What is Dividend Arbitrage?
Options traders in the tri-party repo market would also be familiar with dividend arbitrage. Dividend arbitrage is an arbitrage strategy that may seem complex, but once you break it down it’s relatively straightforward. To understand this strategy, you first need to understand an ex-dividend date. Secondly, I would point out this strategy is typically exercised by options traders. The arbitrage occurs whereby, the options trader buys both the stock and the equivalent number of put options before ex-dividend, then waits to collect the dividend before exercising his put. Let’s look at a hypothetical example to understand that better.
FinYork stock is trading at $90 per share and is paying a $2 dividend tomorrow. A put with a striking price of $100 is selling for $11. Here, an options trader can enter a risk-less dividend arbitrage by purchasing both the stock for $9000, as well as the put for $1100, for a grand total of $10,100.
A second, seemingly more complicated way to engage in a dividend arbitrage occurs using “covered writes”. On the day before ex-dividend date, you can do a covered write by buying the dividend paying stock, then simultaneously writing an equivalent number of “deep in-the-money” call options on it. The call strike, price plus the premiums received, should be equal or greater than the current stock price. On ex-dividend date, assuming no “assignment” takes place, you will have qualified for the dividend. While the underlying stock price will have drop by the dividend amount, the written call options will also register the same drop, since “deep-in-the-money” options have a delta of nearly 1. Then, one can sell the underlying stock, buy back the short calls at no-loss and wait to collect the dividends.
The risk in using this strategy is that of an “early assignment” taking place before the ex-dividend date. If assigned, one would not be able to qualify for the dividends.
Litigation Against “Cum-Ex Transactions”; A Form of Dividend Arbitrage
There have been a number of these lawsuits now, especially civil cases, largely in Europe from my research. However, I believe the litigation has now also spilled over into US courts. From my findings, litigation against “cum-ex transactions” originated in Germany. More specifically, in 2019, in Germany it was reported over 100 banks were being investigated for “cum-ex” or “Cumex” transactions involving ‘huge volumes’ leading up to 2012. A cum-ex transaction is a complex form of dividend arbitrage or dividend stripping.
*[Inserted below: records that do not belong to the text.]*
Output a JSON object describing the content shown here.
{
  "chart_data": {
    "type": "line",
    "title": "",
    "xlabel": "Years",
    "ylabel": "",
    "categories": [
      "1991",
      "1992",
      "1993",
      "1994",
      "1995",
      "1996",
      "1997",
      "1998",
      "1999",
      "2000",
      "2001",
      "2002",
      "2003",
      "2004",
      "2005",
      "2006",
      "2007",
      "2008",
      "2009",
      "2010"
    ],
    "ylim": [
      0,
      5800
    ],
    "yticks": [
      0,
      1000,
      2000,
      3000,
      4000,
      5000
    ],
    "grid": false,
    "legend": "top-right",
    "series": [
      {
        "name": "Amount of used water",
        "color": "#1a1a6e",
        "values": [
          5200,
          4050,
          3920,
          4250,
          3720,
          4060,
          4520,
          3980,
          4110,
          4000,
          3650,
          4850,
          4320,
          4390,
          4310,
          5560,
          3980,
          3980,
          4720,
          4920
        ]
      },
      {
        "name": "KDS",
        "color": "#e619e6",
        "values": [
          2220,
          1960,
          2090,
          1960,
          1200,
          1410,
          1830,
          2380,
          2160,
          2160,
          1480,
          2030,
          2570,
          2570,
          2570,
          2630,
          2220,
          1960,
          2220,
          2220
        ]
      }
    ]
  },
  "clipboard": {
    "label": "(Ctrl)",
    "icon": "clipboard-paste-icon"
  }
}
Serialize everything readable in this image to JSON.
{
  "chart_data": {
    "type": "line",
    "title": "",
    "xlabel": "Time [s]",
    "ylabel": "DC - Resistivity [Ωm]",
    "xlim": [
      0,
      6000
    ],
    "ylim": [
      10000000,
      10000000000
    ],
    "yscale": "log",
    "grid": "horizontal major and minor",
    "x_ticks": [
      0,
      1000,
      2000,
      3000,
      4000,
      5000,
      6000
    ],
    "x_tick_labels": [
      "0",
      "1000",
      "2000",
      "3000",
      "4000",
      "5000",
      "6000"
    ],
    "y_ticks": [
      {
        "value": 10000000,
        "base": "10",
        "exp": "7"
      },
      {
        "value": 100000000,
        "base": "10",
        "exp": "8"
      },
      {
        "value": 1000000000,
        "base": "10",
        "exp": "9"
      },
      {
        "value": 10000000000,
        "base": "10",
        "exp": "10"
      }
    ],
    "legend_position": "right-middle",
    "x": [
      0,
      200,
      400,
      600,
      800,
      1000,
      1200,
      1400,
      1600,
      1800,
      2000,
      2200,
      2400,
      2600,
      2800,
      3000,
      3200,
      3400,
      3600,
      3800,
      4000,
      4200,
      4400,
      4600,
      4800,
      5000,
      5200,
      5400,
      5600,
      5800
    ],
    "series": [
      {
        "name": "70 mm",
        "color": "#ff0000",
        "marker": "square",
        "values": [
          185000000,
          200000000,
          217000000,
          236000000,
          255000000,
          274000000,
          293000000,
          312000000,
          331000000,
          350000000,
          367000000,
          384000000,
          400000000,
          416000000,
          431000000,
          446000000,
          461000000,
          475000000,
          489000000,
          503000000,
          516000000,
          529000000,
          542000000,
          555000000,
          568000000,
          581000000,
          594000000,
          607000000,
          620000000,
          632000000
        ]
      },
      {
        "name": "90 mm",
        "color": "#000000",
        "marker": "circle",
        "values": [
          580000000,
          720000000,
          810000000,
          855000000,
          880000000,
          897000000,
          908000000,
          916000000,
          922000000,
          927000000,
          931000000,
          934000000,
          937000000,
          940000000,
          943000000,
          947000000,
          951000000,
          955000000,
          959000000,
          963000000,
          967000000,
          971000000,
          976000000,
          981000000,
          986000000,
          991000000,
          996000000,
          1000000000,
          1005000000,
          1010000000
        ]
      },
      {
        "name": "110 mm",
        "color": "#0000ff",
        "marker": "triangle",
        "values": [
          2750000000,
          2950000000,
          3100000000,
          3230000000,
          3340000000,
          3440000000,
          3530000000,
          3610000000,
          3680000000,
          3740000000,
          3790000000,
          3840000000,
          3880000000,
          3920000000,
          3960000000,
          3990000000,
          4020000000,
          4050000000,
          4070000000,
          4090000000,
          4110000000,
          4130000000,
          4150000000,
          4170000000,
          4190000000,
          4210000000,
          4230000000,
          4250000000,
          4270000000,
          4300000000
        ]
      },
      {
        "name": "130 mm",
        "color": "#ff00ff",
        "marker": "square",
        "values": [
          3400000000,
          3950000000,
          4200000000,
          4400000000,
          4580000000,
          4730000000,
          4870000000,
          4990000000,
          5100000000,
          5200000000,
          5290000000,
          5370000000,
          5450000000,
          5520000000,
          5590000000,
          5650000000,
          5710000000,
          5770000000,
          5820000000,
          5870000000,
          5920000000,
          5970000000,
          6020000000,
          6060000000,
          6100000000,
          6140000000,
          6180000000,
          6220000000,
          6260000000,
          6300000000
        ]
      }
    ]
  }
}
“For the purpose of dividend arbitrage, traders in alternative tax jurisdictions trade shares around dividend dates. Cum-ex trades specifically serve as a mechanism allowing both the buyer and seller of shares to recover capital gains tax (CGT) paid only once on dividend income. The transactions involve acquiring shares ‘cum dividend’ (including dividend right) just before a dividend is due, and then selling ‘ex dividend’ (without dividend right) after the dividend record date. The various steps are processed very quickly, making it difficult to identify the true owner of the shares, thus enabling multiple parties to claim tax credits or tax compensation payments for CGT paid only once. This process often involves the original owner of the shares, the bank or broker that sells them short, and the buyer who purchases them on dividend day. It has been common for the parties to split the proceeds of the tax refunds.”
As Yorick spells out, this form of dividend arbitrage requires the involvement of corrupt shareholders and brokers alike. Considering the processes complexity and the capabilities to catch perpetrators of these financial schemes alike, many go unaccounted for. That hasn’t stopped the ones who do get caught from facing both criminal and civil penalties.